Today the market for cloud business applications is global, which means your total addressable market (TAM) is global too. Your business model should incorporate the different price points and customer acquisition models in different geographies.

Thinking about your global market isn’t optional; your competitors will pursue the global market opportunity and if your product or business model doesn’t support global customers, it’s unlikely you’ll be the future market leader. Large global markets are motivating for your team and investors.

Understanding your global market opportunity will help you plan your product, business, and investment appropriately. At Cloud Apps Capital, we understand the nuances of global business markets and invest in early stage cloud business application companies that have a path to becoming the global leader in a large market.

LOCALIZE YOUR PRODUCT

In terms of product design, it’s always easier to plan and build your cloud business application for global customers from the beginning, rather than retrofitting your code later. This means making sure your product supports time zones, currencies, date and number formats, and languages holistically. Even if you’re not ready to support users in other languages, it’s a small upfront cost to externalize your labels and text strings at the beginning of building your product, versus a very high cost to retrofit this into your product later.

As one of the original product managers at Salesforce.com, I learned this lesson the hard way. We already supported users in eleven languages, and it really wowed prospects to see the entire app change seamlessly from English to Japanese with one click. But in early 2004 when Marc Benioff wanted to allow a big customer to change the name of our standard tabs (accounts, contacts, leads, etc.) to any term they wanted, this seemingly simple feature spiraled into a localization monster because we had to support this new capability across every language.

Allowing customers to rename standard tabs became a huge project that touched every user-facing page of the application. In order to retrofit customized and localized terminology into our product, we had to externalize all labels and text out of the page, add a “Translation Workbench” feature, and rewrite every line of copy on our screens into a structure that could be accurately translated across every language.

The moral of this story: Your code base will only keep growing, so even if you’re an established SaaS product, if you want to serve global customers, it’s best to tackle today what will just be more expensive to tackle tomorrow.

LOCALIZE YOUR PRICING AND PACKAGING

Pricing and packaging flexibility is the key to success in international markets and a powerful tool in your global strategy toolbox. A one-size-fits-all pricing and packaging strategy rarely works all over the world. Price too high, and you are too expensive for some markets. Offer the exact same product for a lower price in a different country, and you’ll be inviting prospects to twist themselves into payment-headache knots to get the lower-priced version.
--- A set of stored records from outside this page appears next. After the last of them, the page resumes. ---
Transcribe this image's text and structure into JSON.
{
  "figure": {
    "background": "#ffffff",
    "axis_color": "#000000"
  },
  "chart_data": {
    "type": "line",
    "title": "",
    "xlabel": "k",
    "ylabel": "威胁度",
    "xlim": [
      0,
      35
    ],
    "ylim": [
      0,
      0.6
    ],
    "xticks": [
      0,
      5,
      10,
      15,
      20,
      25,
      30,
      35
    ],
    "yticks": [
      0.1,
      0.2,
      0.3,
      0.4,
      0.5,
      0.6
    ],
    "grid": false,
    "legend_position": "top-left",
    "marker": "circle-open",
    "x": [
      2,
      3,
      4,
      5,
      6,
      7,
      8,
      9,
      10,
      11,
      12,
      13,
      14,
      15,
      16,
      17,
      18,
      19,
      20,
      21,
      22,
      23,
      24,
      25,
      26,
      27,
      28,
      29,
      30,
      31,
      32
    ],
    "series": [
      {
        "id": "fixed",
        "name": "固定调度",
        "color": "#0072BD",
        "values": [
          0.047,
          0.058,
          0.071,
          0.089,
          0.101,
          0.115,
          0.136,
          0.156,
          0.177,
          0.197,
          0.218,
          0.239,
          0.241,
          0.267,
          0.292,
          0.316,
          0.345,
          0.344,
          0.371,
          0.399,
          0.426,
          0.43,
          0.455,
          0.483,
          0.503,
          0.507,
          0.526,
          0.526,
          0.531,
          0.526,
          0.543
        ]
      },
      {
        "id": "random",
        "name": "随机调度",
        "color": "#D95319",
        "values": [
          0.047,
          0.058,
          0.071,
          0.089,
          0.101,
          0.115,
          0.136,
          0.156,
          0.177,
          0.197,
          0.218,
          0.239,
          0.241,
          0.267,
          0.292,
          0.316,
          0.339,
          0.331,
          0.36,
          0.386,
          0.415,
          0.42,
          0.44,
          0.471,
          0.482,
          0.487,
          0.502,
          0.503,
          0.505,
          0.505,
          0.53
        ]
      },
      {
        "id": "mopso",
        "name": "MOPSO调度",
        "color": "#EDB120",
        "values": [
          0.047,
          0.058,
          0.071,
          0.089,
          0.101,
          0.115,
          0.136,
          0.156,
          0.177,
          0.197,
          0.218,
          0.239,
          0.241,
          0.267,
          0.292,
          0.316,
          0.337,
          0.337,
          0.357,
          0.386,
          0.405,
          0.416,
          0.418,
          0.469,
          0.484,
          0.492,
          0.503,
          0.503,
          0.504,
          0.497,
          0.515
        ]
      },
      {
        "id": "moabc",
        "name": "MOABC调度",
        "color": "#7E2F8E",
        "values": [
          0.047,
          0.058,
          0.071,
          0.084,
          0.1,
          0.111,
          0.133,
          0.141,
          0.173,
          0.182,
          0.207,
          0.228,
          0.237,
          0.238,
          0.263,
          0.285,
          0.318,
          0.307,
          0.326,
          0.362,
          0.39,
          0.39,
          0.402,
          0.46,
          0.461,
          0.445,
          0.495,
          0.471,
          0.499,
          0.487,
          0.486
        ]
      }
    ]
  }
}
When thinking of your global go-to-market strategy, consider the ability of businesses within a certain country or region to pay, and the core functionality they realistically need to get started and be successful with your product.

Some emerging markets are just starting to embrace cloud business applications and their use cases may start off as less complex than what is expected from customers that have been using SaaS applications for a long time.

For example, let’s take Brazil. To go to market effectively in Brazil, you could create a Brazil-specific edition that provides an edition of your product in Portuguese, accessibly priced in Reals, and that includes the core functionality that businesses will need to get started using your product successfully. The combination of being available only in Portuguese, coupled with payments in Reals, means companies in other countries wouldn’t be able to use this lower-priced edition. As your Brazilian customers expand their usage they can upgrade to higher editions when they are ready to collaborate with users in other countries and languages. This approach allows you to serve most SMB businesses and enterprise teams in Brazil with a price possible edition tailored specifically for them — while protecting your price points in other countries.

LOCALIZE YOUR BUSINESS OPERATIONS

Just as you have to localize your product, packaging, and pricing, it’s also important to localize your business operations. There are 196 countries in the world, most with their own currencies, languages, and business conventions. Take taxes as an example — in the E.U. taxes are included in the price you list and charge your customers, while in the U.S., taxes are added on top of the price. Other global differences include invoice sequencing, currency rounding, and the range of ways customers expect to be able to pay you. If you can’t manage global invoicing and payments, you’re literally turning away customers.

It’s on you to make sure your business can monetize your product and get paid by users all over the world. This is hard, but necessary if you want to serve the global market.

COMMIT TO BUILDING YOUR GLOBAL STRATEGY

Succeeding in the global market ultimately comes down to planning ahead and building the product capabilities, systems, and processes that allow you to serve and monetize customers all over the world.

You also need the support of partners — including venture investors that understand the global business software markets and cloud business models, and who can help you plan and build the right foundation for long-term global market leadership.